The case involved a claim that following a corporate borrowing from plaintiff, the defendants had fraudulently conveyed the corporate assets to other corporations without consideration. For the most part, the court found for plaintiff on factual grounds not here relevant.
As a last cause of action, plaintiff sought to recover personally from one of the principals who had been asked to sign a heter iska agreement governingt the transaction to permit the interest payments.

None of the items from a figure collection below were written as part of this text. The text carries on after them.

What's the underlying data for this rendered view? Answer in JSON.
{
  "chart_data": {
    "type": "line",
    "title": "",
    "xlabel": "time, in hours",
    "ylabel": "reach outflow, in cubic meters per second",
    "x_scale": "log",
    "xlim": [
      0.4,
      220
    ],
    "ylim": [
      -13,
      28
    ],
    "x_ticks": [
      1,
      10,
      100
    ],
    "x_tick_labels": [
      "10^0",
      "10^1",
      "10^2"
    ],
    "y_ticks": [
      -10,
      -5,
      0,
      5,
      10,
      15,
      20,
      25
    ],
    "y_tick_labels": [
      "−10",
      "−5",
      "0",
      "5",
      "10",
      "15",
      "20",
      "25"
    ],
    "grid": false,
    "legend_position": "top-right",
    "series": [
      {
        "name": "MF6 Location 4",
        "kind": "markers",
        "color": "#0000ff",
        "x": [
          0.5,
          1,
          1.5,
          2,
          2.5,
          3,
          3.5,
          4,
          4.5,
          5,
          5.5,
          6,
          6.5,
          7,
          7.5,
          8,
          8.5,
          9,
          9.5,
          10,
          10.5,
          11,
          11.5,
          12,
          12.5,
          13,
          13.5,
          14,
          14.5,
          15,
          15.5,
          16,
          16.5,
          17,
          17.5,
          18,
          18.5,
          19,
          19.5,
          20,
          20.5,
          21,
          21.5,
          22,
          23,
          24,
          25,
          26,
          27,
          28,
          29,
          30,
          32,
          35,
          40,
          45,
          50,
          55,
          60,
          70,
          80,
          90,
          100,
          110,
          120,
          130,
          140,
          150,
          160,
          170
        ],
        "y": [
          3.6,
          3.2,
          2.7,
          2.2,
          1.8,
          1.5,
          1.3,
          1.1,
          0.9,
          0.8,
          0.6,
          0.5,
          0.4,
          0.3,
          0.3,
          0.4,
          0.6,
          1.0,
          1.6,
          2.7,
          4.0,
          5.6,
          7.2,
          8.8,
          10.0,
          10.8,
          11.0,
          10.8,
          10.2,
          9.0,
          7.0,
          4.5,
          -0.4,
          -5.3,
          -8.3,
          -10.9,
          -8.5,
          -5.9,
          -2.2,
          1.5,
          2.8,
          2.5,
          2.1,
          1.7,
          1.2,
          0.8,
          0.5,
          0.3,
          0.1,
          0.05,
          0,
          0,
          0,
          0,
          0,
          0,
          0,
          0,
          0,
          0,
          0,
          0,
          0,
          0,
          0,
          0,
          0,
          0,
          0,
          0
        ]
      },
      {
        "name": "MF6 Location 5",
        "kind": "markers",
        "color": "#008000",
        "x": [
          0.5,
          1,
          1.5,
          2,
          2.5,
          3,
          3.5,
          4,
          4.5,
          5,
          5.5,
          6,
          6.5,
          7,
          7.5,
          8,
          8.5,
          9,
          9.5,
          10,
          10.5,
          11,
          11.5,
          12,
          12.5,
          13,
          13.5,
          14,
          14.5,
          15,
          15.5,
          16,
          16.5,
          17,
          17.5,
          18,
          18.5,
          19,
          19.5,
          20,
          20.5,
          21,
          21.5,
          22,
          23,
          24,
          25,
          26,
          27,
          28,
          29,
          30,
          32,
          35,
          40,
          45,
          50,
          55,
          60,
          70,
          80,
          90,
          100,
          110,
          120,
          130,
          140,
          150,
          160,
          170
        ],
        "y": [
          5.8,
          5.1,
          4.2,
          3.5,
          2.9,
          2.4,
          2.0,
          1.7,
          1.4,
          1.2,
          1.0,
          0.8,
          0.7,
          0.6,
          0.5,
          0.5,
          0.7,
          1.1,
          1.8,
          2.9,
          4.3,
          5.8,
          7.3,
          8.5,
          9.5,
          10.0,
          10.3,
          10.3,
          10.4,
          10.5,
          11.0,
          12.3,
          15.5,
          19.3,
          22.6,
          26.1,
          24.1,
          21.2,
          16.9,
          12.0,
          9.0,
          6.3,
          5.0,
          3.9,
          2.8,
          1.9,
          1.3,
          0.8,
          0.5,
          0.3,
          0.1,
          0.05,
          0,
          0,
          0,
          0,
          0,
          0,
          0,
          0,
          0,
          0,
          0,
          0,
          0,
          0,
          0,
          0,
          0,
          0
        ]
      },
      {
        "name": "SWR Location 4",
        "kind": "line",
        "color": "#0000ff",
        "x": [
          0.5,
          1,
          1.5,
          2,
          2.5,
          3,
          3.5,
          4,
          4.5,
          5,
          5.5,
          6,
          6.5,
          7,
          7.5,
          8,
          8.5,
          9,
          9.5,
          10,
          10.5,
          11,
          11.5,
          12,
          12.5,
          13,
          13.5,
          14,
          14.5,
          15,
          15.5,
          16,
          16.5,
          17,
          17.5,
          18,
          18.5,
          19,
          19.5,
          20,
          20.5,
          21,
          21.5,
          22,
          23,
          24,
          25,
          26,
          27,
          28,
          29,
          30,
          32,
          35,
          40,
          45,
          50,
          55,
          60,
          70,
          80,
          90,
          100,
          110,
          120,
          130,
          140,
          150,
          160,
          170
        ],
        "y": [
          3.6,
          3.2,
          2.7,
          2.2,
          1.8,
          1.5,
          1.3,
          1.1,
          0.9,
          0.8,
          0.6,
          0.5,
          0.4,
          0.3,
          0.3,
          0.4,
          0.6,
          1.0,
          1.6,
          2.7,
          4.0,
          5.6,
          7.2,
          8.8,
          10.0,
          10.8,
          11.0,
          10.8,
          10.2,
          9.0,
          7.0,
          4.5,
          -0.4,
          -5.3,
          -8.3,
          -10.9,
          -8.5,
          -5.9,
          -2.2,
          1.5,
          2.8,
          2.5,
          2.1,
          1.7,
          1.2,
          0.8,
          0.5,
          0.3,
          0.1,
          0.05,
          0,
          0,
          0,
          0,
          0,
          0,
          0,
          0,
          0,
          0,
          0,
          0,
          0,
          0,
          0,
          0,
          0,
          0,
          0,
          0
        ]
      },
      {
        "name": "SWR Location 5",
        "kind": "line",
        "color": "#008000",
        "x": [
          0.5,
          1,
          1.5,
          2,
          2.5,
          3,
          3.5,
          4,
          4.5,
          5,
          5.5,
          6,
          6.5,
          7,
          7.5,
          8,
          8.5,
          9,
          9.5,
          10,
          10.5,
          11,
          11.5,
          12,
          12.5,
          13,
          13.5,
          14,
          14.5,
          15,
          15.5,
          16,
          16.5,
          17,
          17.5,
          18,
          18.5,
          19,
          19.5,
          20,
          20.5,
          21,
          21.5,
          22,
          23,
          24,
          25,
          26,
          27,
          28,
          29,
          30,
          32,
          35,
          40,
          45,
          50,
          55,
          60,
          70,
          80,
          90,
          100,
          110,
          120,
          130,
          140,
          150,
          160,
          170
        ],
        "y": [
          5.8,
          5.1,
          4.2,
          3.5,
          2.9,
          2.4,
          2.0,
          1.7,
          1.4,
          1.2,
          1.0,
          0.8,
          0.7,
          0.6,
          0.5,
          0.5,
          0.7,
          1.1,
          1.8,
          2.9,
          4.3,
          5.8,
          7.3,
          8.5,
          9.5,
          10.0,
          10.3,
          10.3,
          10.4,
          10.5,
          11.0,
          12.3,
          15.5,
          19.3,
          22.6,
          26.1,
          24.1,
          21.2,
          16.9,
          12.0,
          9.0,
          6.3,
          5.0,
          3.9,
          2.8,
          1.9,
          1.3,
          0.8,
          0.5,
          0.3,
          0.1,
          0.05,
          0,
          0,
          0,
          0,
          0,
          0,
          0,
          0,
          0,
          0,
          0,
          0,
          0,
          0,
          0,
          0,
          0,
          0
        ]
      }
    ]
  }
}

Plaintiff claimed that the heter iska text (which individual defendant did not understand in Hebrew and had never seen before) was properly construed as a personal guarantee.
After some analysis, particularly the fact that a personal guarantee had been requested and previously rejected, and distinguishing earlier New York cases on the heter iska, the court found for the defendant on this particular claim.
While this decision may have come out correctly, the danger remains that a last minute request for a heter iska, if it is considered necessary, without any attempt to coordinate the document and possibly without any conversation with counsel on either side, has the potential for great confusion and danger.
It may be that in this particular case, it would have served the defendants right, given the report of the fraudulent conveyances, the risk might be imposed on blameless individuals in other circumstances.